DealLawyers.com Blog

October 26, 2017

P&G Proxy Fight: ESOP’s Proportionate Voting Plays a Key Role

In this note, Carl Hagberg – independent tabulator & editor of “Shareholder Service Optimizer” – writes plenty on the Procter & Gamble proxy fight. Here’s an interesting excerpt:

AN ACE IN THE HOLE FOR P&G – OR RATHER, A BIG WILD-CARD IN THE DECK – APPEARS TO BE THE EMPLOYEE OWNERSHIP PLAN VOTING, which reportedly comprises 7 ½% of the outstanding shares, and where the Plan Trustee appears to have voted the entire position “proportionately.” This surely gave management a huge edge in what is, apparently, a dead heat – even after the big boost.

As close observers of proxy fights, the OPTIMIZER has repeatedly pointed out the “wild-card aspect” of proportional voting, and why, as a result – and also because one cannot cite a sensible rationale for having it, other than to give management an added edge most times – we hate it and feel it should be abandoned: In this case, as is normally the case, it seems to have worked to skew the vote very much in P&G’s favor.

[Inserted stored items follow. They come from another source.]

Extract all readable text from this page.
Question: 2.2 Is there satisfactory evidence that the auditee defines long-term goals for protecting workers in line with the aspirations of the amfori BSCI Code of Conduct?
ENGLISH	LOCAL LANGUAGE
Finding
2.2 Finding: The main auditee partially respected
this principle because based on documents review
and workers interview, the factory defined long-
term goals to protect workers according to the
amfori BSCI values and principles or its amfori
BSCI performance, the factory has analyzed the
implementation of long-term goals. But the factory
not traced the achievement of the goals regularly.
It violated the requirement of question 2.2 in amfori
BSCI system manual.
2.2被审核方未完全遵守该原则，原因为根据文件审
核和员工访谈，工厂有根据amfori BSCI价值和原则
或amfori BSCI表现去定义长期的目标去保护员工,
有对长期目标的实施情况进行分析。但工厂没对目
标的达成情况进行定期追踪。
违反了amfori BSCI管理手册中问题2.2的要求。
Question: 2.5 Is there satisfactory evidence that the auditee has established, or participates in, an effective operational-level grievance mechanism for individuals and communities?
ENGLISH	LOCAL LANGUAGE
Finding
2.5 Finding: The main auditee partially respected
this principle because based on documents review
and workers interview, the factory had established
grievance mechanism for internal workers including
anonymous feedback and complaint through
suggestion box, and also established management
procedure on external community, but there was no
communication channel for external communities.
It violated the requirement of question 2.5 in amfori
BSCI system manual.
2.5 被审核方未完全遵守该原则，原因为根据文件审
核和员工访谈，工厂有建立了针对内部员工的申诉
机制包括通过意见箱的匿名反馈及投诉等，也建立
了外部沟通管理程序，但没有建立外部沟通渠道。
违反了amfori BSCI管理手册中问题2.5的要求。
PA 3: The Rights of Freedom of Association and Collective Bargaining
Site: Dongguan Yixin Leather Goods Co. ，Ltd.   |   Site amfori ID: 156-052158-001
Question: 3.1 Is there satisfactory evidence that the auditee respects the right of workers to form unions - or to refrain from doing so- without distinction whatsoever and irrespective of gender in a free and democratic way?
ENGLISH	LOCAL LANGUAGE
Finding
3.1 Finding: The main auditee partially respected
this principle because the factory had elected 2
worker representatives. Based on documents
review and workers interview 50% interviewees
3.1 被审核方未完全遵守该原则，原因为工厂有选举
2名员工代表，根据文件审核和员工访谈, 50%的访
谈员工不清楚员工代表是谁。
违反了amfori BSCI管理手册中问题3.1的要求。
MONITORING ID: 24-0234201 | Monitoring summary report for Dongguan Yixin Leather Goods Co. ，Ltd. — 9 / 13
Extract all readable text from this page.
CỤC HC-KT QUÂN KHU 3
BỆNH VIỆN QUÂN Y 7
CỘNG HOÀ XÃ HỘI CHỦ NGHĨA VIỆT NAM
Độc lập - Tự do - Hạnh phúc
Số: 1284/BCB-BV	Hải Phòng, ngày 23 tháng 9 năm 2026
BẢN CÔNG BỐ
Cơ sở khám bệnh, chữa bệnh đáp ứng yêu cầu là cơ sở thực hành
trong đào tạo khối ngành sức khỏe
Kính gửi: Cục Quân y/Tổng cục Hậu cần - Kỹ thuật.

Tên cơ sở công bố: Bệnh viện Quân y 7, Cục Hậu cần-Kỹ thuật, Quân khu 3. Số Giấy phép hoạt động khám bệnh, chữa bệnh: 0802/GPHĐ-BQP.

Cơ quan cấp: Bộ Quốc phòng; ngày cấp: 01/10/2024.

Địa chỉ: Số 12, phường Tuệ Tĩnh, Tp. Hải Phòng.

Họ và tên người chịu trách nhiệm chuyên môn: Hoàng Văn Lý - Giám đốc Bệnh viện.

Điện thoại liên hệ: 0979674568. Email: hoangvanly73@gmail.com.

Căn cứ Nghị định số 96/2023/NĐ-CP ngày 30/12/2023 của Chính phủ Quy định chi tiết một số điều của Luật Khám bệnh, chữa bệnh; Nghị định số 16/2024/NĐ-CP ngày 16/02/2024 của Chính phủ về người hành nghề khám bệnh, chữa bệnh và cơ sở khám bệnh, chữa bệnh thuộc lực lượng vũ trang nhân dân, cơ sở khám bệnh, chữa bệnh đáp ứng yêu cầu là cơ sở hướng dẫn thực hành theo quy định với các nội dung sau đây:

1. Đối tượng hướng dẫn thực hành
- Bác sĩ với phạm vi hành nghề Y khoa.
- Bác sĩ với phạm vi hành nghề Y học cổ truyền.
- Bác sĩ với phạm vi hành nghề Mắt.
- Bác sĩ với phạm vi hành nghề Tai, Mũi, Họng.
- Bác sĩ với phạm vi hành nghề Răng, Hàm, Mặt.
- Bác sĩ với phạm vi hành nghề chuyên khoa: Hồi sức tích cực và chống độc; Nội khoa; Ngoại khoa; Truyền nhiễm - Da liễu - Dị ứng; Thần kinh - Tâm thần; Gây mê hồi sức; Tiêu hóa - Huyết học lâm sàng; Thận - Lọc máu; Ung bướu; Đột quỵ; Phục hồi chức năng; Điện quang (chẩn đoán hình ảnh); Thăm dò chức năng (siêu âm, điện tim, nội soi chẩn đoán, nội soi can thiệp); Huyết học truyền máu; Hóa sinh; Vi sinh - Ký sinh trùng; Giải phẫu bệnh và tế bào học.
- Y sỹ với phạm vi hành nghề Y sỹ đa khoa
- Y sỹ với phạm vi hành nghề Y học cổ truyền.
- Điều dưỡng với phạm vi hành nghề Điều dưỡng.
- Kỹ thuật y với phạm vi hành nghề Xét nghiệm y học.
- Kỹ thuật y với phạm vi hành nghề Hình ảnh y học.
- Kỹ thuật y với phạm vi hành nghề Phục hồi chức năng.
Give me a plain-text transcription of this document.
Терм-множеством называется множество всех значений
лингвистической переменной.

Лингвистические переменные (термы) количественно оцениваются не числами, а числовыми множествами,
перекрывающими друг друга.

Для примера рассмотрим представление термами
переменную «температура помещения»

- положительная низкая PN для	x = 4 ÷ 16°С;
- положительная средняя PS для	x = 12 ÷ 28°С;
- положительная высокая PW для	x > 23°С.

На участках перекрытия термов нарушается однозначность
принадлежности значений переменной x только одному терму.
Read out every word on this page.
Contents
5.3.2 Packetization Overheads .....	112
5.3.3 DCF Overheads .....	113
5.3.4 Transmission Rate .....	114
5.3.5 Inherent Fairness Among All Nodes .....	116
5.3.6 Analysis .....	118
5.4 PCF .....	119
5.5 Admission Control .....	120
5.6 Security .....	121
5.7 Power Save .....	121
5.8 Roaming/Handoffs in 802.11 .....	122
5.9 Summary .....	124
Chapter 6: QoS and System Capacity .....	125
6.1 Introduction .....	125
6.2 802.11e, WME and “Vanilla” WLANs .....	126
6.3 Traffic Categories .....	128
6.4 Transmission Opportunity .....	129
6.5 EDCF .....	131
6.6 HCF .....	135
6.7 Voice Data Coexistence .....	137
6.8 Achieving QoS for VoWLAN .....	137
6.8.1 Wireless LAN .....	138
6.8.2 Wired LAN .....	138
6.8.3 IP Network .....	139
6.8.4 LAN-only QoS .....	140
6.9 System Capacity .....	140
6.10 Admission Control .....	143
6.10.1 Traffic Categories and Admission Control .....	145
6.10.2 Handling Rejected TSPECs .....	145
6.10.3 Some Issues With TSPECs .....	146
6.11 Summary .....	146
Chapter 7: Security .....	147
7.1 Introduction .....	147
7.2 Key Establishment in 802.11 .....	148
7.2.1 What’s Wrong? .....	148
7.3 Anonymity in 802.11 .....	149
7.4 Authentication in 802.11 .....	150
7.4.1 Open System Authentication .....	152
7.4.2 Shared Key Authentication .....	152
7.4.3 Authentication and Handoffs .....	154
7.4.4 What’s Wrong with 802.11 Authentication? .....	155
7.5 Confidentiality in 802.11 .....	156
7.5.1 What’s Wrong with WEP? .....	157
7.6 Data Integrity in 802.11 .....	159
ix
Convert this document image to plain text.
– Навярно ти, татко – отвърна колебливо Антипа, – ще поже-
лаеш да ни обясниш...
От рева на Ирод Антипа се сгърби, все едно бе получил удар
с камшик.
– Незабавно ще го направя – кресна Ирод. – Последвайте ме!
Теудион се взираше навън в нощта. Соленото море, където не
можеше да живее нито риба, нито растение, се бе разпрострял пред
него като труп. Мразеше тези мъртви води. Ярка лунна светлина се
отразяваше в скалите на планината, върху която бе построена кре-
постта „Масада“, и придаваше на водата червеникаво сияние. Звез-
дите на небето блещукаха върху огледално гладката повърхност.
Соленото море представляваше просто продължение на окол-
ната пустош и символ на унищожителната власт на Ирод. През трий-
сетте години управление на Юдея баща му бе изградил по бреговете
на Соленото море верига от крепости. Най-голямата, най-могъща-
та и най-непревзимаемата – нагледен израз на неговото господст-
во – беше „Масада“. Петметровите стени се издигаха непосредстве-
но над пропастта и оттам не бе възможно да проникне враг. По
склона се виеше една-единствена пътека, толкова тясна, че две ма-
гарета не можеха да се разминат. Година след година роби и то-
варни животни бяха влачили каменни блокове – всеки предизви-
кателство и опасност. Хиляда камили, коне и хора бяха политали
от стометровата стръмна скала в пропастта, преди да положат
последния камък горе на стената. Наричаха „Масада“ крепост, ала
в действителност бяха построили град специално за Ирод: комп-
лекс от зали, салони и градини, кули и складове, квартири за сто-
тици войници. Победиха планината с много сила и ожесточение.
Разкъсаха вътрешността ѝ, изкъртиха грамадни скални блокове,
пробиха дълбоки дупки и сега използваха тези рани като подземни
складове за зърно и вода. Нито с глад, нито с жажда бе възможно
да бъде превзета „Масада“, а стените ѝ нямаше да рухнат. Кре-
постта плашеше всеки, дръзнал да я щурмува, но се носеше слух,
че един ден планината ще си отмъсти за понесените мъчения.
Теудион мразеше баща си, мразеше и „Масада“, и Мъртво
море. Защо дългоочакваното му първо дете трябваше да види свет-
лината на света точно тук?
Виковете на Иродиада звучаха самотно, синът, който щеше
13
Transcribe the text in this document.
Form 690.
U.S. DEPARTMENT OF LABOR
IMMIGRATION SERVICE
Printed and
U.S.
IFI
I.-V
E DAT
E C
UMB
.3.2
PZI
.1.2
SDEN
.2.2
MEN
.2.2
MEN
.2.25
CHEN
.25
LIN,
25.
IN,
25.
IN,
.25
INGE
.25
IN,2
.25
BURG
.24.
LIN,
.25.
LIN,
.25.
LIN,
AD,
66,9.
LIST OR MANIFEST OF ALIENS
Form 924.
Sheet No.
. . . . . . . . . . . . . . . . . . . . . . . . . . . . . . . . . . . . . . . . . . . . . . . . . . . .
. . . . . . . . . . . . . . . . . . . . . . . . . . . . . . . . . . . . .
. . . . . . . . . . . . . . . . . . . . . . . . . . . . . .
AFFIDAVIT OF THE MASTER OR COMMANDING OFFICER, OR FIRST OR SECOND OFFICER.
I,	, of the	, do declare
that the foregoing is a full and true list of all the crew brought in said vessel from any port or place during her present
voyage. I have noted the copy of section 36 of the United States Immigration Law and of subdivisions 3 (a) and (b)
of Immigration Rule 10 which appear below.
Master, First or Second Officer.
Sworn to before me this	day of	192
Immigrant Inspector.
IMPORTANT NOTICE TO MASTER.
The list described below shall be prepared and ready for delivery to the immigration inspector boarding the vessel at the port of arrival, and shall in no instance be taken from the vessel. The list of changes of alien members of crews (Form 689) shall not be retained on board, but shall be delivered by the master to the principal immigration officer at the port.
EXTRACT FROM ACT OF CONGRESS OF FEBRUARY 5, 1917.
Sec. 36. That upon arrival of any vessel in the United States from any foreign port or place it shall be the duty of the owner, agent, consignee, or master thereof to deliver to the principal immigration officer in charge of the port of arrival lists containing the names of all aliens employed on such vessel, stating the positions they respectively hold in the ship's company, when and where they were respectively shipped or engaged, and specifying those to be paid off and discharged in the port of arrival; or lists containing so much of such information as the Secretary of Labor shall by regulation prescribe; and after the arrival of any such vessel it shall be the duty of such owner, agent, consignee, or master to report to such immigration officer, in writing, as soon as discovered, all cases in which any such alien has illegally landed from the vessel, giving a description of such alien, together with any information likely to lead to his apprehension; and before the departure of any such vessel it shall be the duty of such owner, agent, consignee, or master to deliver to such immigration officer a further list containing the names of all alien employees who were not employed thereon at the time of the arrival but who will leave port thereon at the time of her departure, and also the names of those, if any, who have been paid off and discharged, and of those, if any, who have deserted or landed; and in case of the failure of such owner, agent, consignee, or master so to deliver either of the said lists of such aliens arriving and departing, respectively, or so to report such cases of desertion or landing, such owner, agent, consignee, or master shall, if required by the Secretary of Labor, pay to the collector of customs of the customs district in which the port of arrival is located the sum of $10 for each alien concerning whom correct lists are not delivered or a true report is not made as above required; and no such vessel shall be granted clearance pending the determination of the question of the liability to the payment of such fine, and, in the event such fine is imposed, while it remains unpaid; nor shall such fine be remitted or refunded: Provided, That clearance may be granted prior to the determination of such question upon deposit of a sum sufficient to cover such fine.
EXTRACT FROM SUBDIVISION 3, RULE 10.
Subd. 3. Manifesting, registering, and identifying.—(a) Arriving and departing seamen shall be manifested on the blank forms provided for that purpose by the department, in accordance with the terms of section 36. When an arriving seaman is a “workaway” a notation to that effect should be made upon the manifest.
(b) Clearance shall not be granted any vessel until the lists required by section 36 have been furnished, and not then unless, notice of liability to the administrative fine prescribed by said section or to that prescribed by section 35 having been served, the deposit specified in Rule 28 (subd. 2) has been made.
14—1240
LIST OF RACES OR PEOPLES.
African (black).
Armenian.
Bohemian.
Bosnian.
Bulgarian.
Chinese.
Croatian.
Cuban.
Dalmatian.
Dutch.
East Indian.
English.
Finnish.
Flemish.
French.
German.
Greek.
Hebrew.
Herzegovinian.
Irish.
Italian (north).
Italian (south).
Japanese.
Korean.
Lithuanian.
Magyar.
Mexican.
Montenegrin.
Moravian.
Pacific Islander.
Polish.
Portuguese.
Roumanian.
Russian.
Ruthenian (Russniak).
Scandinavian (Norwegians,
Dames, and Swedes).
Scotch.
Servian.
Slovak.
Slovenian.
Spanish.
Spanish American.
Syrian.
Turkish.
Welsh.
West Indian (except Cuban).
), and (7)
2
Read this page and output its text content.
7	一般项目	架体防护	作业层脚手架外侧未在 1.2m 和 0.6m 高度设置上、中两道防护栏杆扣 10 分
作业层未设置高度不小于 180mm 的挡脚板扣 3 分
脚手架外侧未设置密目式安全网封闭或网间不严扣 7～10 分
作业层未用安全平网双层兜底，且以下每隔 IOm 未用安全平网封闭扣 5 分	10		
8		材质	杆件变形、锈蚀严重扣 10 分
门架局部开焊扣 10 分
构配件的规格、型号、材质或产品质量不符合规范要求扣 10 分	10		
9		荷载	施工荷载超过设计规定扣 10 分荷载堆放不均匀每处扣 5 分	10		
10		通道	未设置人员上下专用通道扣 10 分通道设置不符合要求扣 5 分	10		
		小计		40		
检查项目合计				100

But before you look to have proportional voting in your own employee plans, please remember the Walt Disney election a few years back, when the small number of employee owners who bothered to vote, voted against Michael Eisner – and where proportional voting took him down.

We would not be at all surprised to see Peltz challenge the propriety of the Plan Trustee voting proportionately in such a close election – even though they may have had the right to do so. One could argue, of course, that the non-voters were, ipso facto, “indifferent” – but that, in our opinion, is a very different thing than having a significant number of them being automatically recorded as voting for the management slate by a Plan Trustee – especially in an election where the overall vote seems close to a 50:50 split. A very bad governance provision say we.